Größtenteils wahrProminente

“Die meisten Prominenten besitzen ihre Jets gar nicht – sie leasen oder chartern sie.”

Urteil: Für die Mehrheit der Berühmtheiten, die „privat fliegen“, ja: Sie chartern, halten eine Jet Card oder besitzen einen Anteil im Teileigentum, und „ihr Jet“ auf dem Boulevardfoto gehört einem Betreiber. Eine kleinere Gruppe – Swift, Kardashian, Musk, Jay-Z, Oprah – besitzt Flugzeuge tatsächlich, meist über eine Firma oder einen Trust.

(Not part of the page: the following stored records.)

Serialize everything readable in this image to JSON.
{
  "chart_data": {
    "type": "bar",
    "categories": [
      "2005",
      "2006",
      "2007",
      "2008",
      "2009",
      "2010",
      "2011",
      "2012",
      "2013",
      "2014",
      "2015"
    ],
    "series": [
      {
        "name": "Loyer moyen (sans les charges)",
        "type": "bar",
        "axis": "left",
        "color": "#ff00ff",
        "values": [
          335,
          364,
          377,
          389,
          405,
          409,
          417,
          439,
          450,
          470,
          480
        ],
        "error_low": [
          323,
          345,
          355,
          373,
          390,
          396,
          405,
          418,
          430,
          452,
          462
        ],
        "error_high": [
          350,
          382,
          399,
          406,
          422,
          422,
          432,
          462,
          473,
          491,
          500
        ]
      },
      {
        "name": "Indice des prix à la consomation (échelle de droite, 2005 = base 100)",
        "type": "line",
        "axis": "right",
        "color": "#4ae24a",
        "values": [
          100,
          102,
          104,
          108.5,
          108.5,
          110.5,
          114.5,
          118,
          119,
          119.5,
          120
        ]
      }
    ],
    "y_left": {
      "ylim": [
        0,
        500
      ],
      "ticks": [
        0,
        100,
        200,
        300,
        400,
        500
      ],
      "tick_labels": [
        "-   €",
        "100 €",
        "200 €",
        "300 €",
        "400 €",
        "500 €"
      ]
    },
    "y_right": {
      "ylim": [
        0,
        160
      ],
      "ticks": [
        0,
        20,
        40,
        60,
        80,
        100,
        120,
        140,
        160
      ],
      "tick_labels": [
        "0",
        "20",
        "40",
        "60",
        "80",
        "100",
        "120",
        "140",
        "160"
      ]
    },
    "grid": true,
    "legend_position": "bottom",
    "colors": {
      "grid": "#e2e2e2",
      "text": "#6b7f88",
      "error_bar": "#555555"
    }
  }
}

Und selbst wirklich eigene Jets werden oft auf ein Charter-Zertifikat gesetzt, um Geld zu verdienen, wenn der Eigentümer sie nicht nutzt.

Es gibt drei Wege, privat zu fliegen, ohne etwas zu besitzen: On-Demand-Charter (Bezahlung pro Reise), Jet Cards (vorausbezahlte Stunden) und Teileigentum (Kauf eines Anteils an einer Flotte, wie bei NetJets oder Flexjet). Für jemanden, der 50–100 Stunden im Jahr fliegt – die meisten tourenden Musiker und Schauspieler –, sind diese Optionen weit günstiger und einfacher als Eigentum, und genau das tun die meisten von ihnen.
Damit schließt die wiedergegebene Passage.